The Corona Chair by Poul M. Volther
Poul M. Volther was a prolific and interestingly insightful designer that saw potential in many things that others could not. He was part of the sculpting of the iconic modernistic generation of design along with other famous designers like Le Corbusier, Arne Jacobsen, Hans J. Wegner, the Eames and Alberto Lievore just to name a few. The Corona Chair was first introduced in 1964 to the mainstream public, but was conceived three years earlier in 1961
and that model was crafted out of solid oak, but the second successful model ‘EJ 605’ was released a year later and it was made out steel. It was initially clear to everyone that this Danish designer has a lot on his mind, and this design was like nothing they had ever seen before. The Corona Chair received a lot of attention and it also received a lot of acclaim as well.
Volther’s approach to the futuristic, modern, naturalistic phase of design from the late 40s to the early 90s was dead on, as the aim of this chair was incorporate every aspect of these attributes into one solid piece. The second model was decided upon after many trials and experimenting with many various materials, and although this model was made of steel and it resembled its predecessor, it was not the same vibrance that was outputted from both models. The ‘EJ 605’ was efficaciously a lot stronger and firmer by just looking at it, and it represented the way the future might look, with modern materials, and its natural stance to the light and essence of its heavenly name. And on that note, both the elliptical design of the chair and its name were inspired by a time-lapse photograph of a solar eclipse.
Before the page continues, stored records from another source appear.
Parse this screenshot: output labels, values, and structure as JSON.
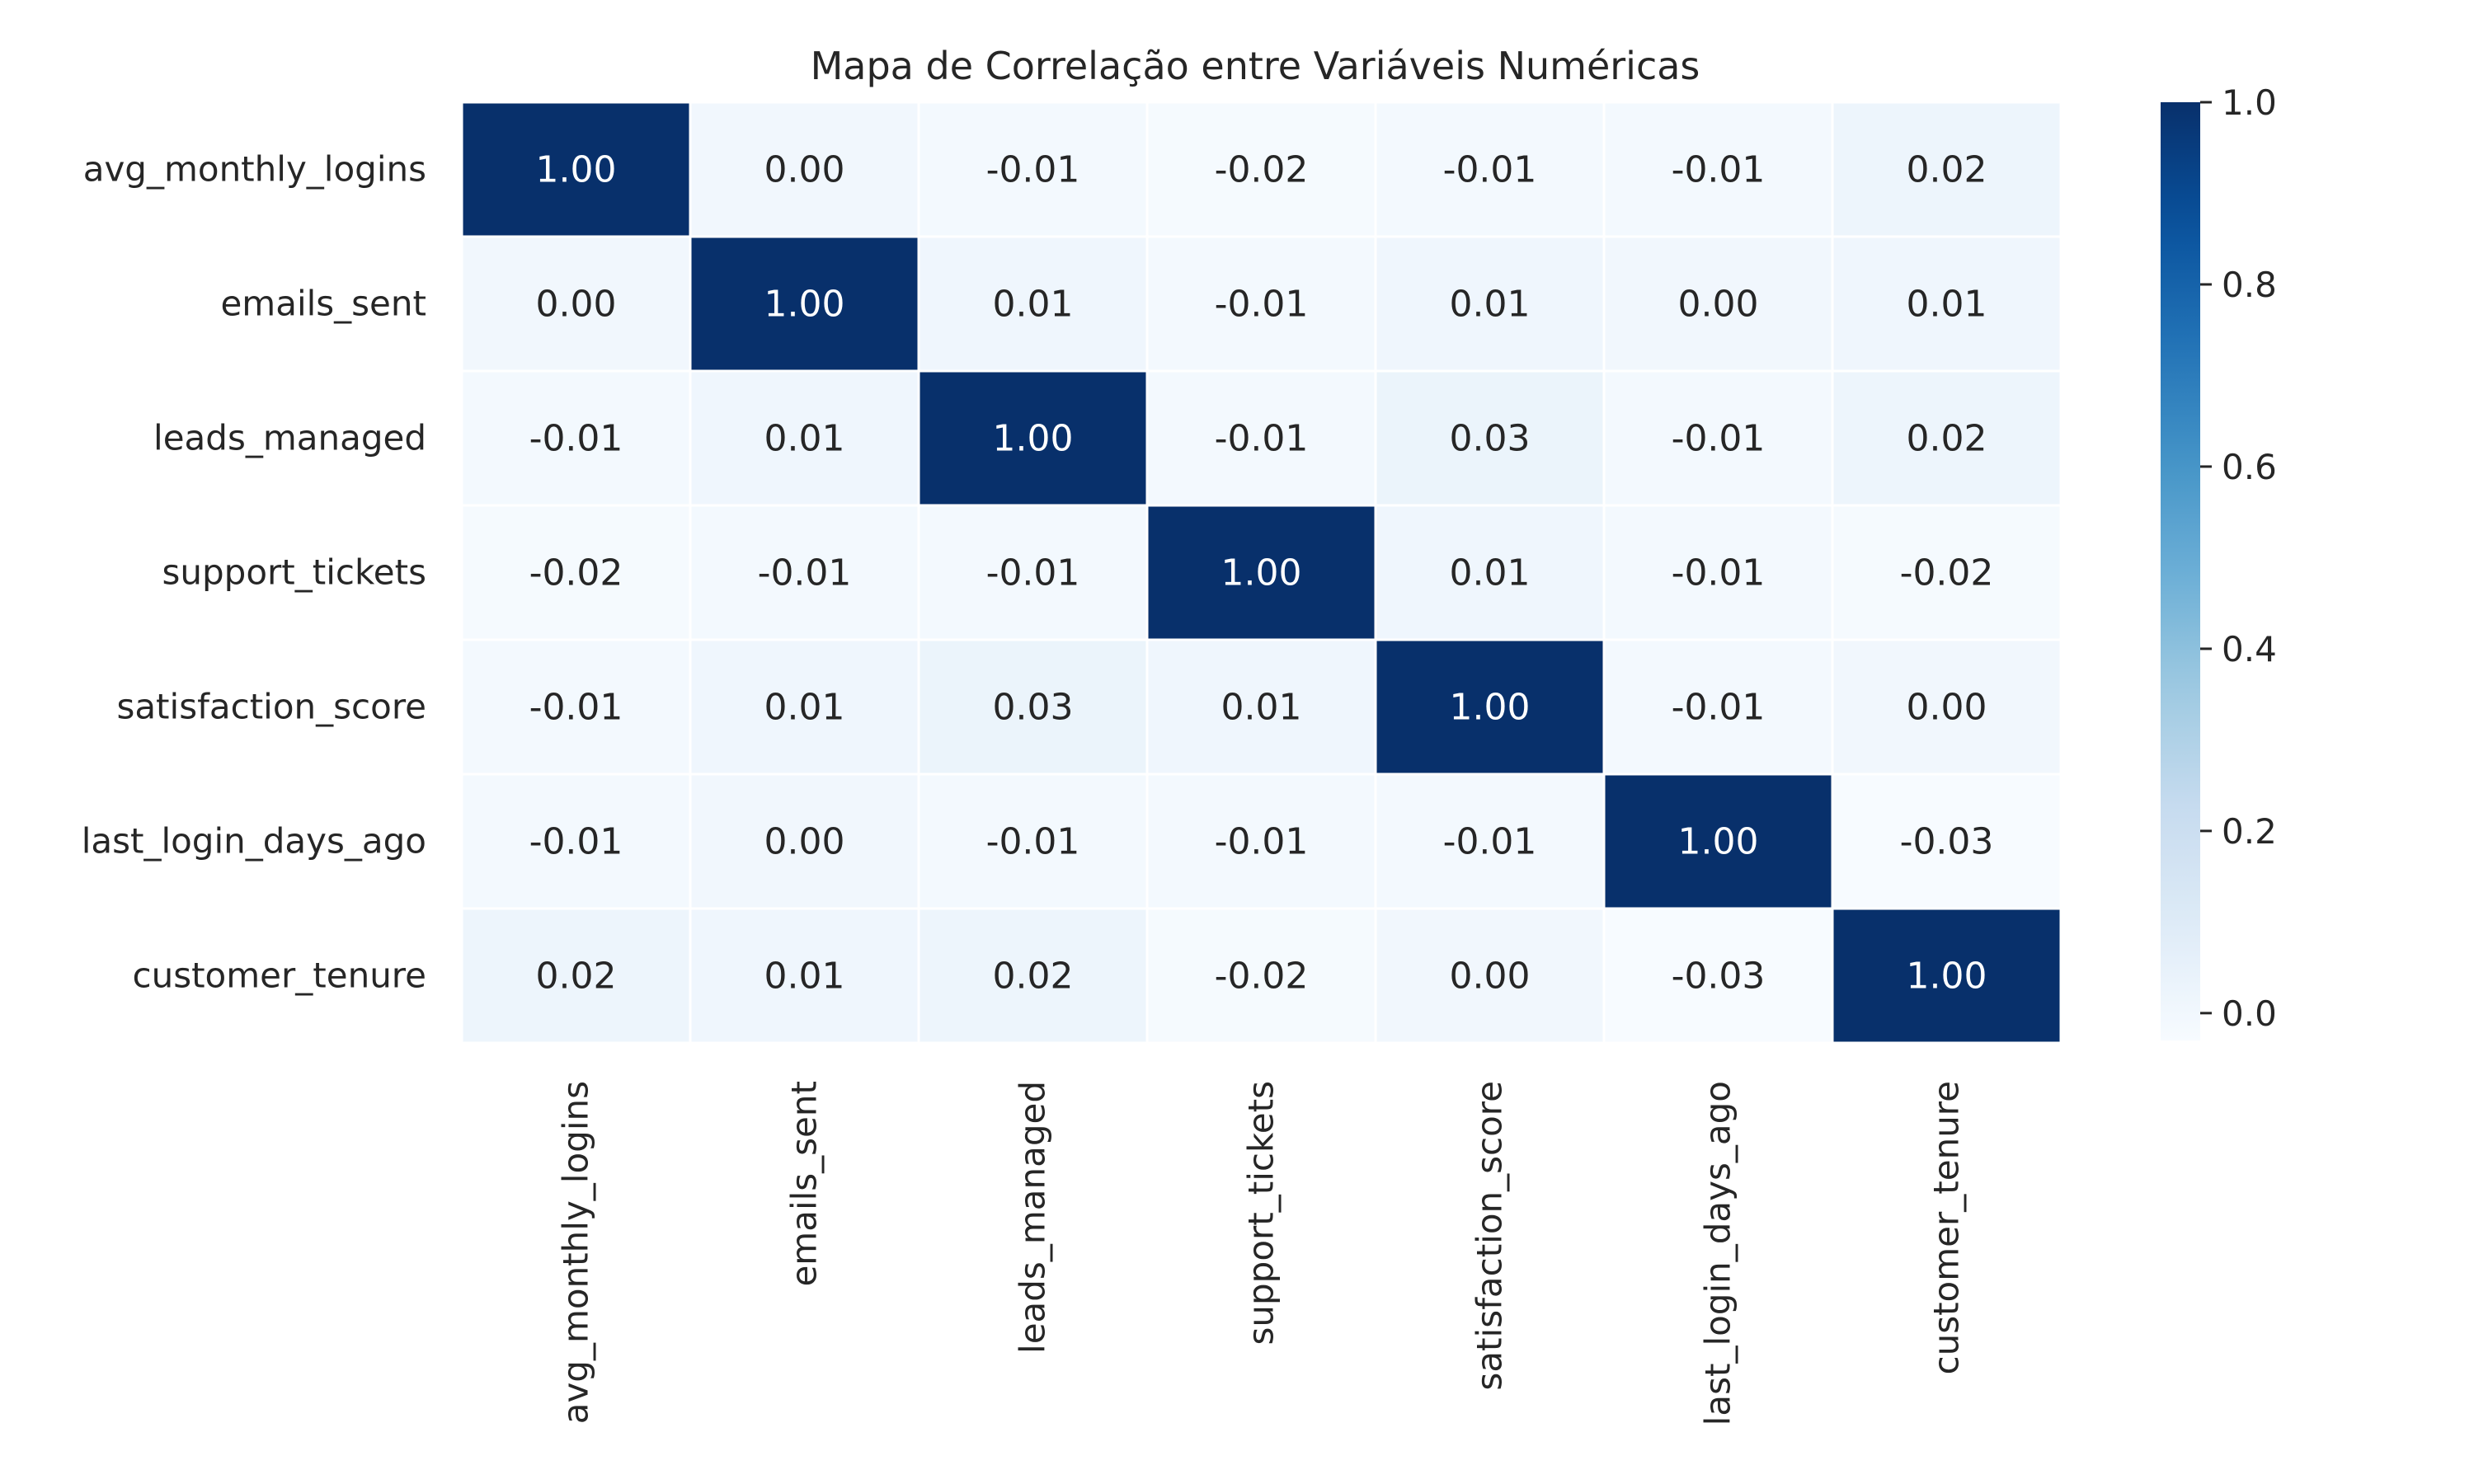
{
  "chart_data": {
    "type": "heatmap",
    "title": "Mapa de Correlação entre Variáveis Numéricas",
    "xlabel": "",
    "ylabel": "",
    "row_labels": [
      "avg_monthly_logins",
      "emails_sent",
      "leads_managed",
      "support_tickets",
      "satisfaction_score",
      "last_login_days_ago",
      "customer_tenure"
    ],
    "col_labels": [
      "avg_monthly_logins",
      "emails_sent",
      "leads_managed",
      "support_tickets",
      "satisfaction_score",
      "last_login_days_ago",
      "customer_tenure"
    ],
    "values": [
      [
        1.0,
        0.0,
        -0.01,
        -0.02,
        -0.01,
        -0.01,
        0.02
      ],
      [
        0.0,
        1.0,
        0.01,
        -0.01,
        0.01,
        0.0,
        0.01
      ],
      [
        -0.01,
        0.01,
        1.0,
        -0.01,
        0.03,
        -0.01,
        0.02
      ],
      [
        -0.02,
        -0.01,
        -0.01,
        1.0,
        0.01,
        -0.01,
        -0.02
      ],
      [
        -0.01,
        0.01,
        0.03,
        0.01,
        1.0,
        -0.01,
        0.0
      ],
      [
        -0.01,
        0.0,
        -0.01,
        -0.01,
        -0.01,
        1.0,
        -0.03
      ],
      [
        0.02,
        0.01,
        0.02,
        -0.02,
        0.0,
        -0.03,
        1.0
      ]
    ],
    "value_labels": [
      [
        "1.00",
        "0.00",
        "-0.01",
        "-0.02",
        "-0.01",
        "-0.01",
        "0.02"
      ],
      [
        "0.00",
        "1.00",
        "0.01",
        "-0.01",
        "0.01",
        "0.00",
        "0.01"
      ],
      [
        "-0.01",
        "0.01",
        "1.00",
        "-0.01",
        "0.03",
        "-0.01",
        "0.02"
      ],
      [
        "-0.02",
        "-0.01",
        "-0.01",
        "1.00",
        "0.01",
        "-0.01",
        "-0.02"
      ],
      [
        "-0.01",
        "0.01",
        "0.03",
        "0.01",
        "1.00",
        "-0.01",
        "0.00"
      ],
      [
        "-0.01",
        "0.00",
        "-0.01",
        "-0.01",
        "-0.01",
        "1.00",
        "-0.03"
      ],
      [
        "0.02",
        "0.01",
        "0.02",
        "-0.02",
        "0.00",
        "-0.03",
        "1.00"
      ]
    ],
    "colormap": "Blues",
    "colorbar": {
      "range": [
        -0.03,
        1.0
      ],
      "ticks": [
        0.0,
        0.2,
        0.4,
        0.6,
        0.8,
        1.0
      ],
      "tick_labels": [
        "0.0",
        "0.2",
        "0.4",
        "0.6",
        "0.8",
        "1.0"
      ]
    },
    "colors": {
      "text_dark": "#262626",
      "text_light": "#ffffff",
      "cell_border": "#ffffff"
    }
  }
}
The essential design is a rare combination of organic expression and ideals, ergonomics, functionality, and technical streamlining. The presence of the four separate, upholstered, oval shaped shells meeting your back at ideal parts, providing maximum comfort and support to the body and the spinal column, as the chair itself appears to have one of its own running down the back of the chair and joining the four shells together. The shells also seem to represent the way the ribs look and are attached to the spine, embracing the flow and the ultimate design of human anatomy. The support (spine) of the chair and everything else is mad of stainless steel frame with a high lustrous finish, and the upholstery comes in either high grain Italian leather or a wide range of fabrics and colours. The oval shells are heavily padded and made of moulded polyurethane foam, and the legs are made of matt chromed spring steel. And the roundness of the elliptical supports of the backrest comes all the way that can also be provided as armrests as well.
Since the Corona’s chair debut it has become quite the requested piece, and has graced many movie screens, television and even the latest music videos, and it was also the official chair used in the 2002 at the Chiefs of State meeting at the EU summit in Copenhagen. The official manufacturer today is Erik Jorgensen, and a single piece can cost anywhere from $4,487 to $6825US, and there is also a matching footstool available. Poul M. Volther died in 2001 but will always be remembered for this solitary magnificent piece of pure artistry. It has become his most famous design to date, and it’s a design that smoothly blends with any décor, and exudes comfort, and it is a true original that is incredibly unique.